When people ask me this question, I ask them another question instead:
“Do you really know what a soft or a light horse feels like”?
Now this question really gets people thinking!!
You see in order to understand the answer to this important question you must first know, that you know, what a soft, light horse feels like 🙂
Otherwise you will think you have a soft, light horse but the reality may be quite different. To illustrate this point with my students I have them do something on the ground with their horse that they think will feel soft and light i.e. back up, laterally flex etc, and then I give them my horse to do the same exercise with.
The student is genuinely surprised at the difference in the horses. Students describe my horse as ‘light as air, with no weight in the rope’. Often times they go on to add, ” I didn’t know a horse could feel like that!”.
Feeling a soft, light horse is feeling no resistance, it is like feeling the wind blow in your hair.
Your hair simply allows the wind to lift and move your hair effortlessly in the wind direction and with the same amount of energy in which the wind blows. This is the feeling we are aiming for with horses.
So how do we get this happening with horses?
The first thing to accomplish is SOFTNESS with yourself and your horse.
Softness is a physical expression of an internal state – calm, yielding, relaxed, open minded, trusting, balanced, confident, respectful.
Refer to the 5 pillars of Connection blog post for a more detailed understanding of the ‘state of being’ necessary to help you create softness.
When you have developed these mental and emotional attributes in YOU, then and only then will this translate into the right feel you send to your horse that will encourage your horse to mentally and emotionally respond to your feel with softness. (This is a whole in depth subject I love teaching horse riders!)
Lightness is a physical expression of softness. I believe you cannot have one without the other.
A horse cannot be light into your hand or leg, if you and your horse are not soft. Which means that you must embodying all those attributes listed above, firstly in yourself, and then develop them in your horse to successfully achieve lightness.
Unfortunately only one of those attributes has to be a bit off in you for things to fall apart with your horse!
For example: Your horse stiffens slightly to your request, which affects his balance and in turn makes it impossible to move with lightness.
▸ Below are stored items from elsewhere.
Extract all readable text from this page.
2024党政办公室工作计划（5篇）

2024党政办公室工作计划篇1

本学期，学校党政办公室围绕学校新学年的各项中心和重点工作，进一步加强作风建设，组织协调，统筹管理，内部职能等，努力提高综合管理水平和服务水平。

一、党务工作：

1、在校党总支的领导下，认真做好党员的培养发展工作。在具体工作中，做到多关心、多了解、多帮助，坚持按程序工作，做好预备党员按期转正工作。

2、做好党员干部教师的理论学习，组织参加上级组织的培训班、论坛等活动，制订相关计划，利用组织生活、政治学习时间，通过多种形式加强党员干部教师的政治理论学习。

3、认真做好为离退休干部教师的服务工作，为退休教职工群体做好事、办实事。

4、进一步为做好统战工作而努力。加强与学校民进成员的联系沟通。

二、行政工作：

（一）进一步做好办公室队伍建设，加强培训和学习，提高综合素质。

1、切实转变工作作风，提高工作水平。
After experiencing this, you can then reflect whether you were a bit off somewhere in your mind or body which caused the result, or maybe it was your timing…
So the other VITAL thing that must be incorporated is the TIMING of your request in order to maintain lightness and softness.
Using the previous example: You are asking your horse to transition from walk to trot, your horse stiffens slightly to your request, and moves into the trot on the forehand, leaning on the reins in an unbalanced fashion.
From this response we can understand that our timing and or our feel was incorrect. In order for the transition to have been soft and light, the horse would have required us to feel the right moment to ask for trot, where we were in the right balanced position in the saddle, our body quietly relaxed but controlled, where the horse felt exactly balanced on all 4 feet and mentally and emotionally ready to respond, the transition would have been effortlessly fluid and balanced with just the right amount of energy. This is what I call the sweet spot.
Yes, it is a never ending quest to create that sweet spot, where horse and rider meet as one!
For me, this is where most of the delight and never ending adventure in training a horse comes from…
…The journey to hold the sweet spot of softness and lightness together.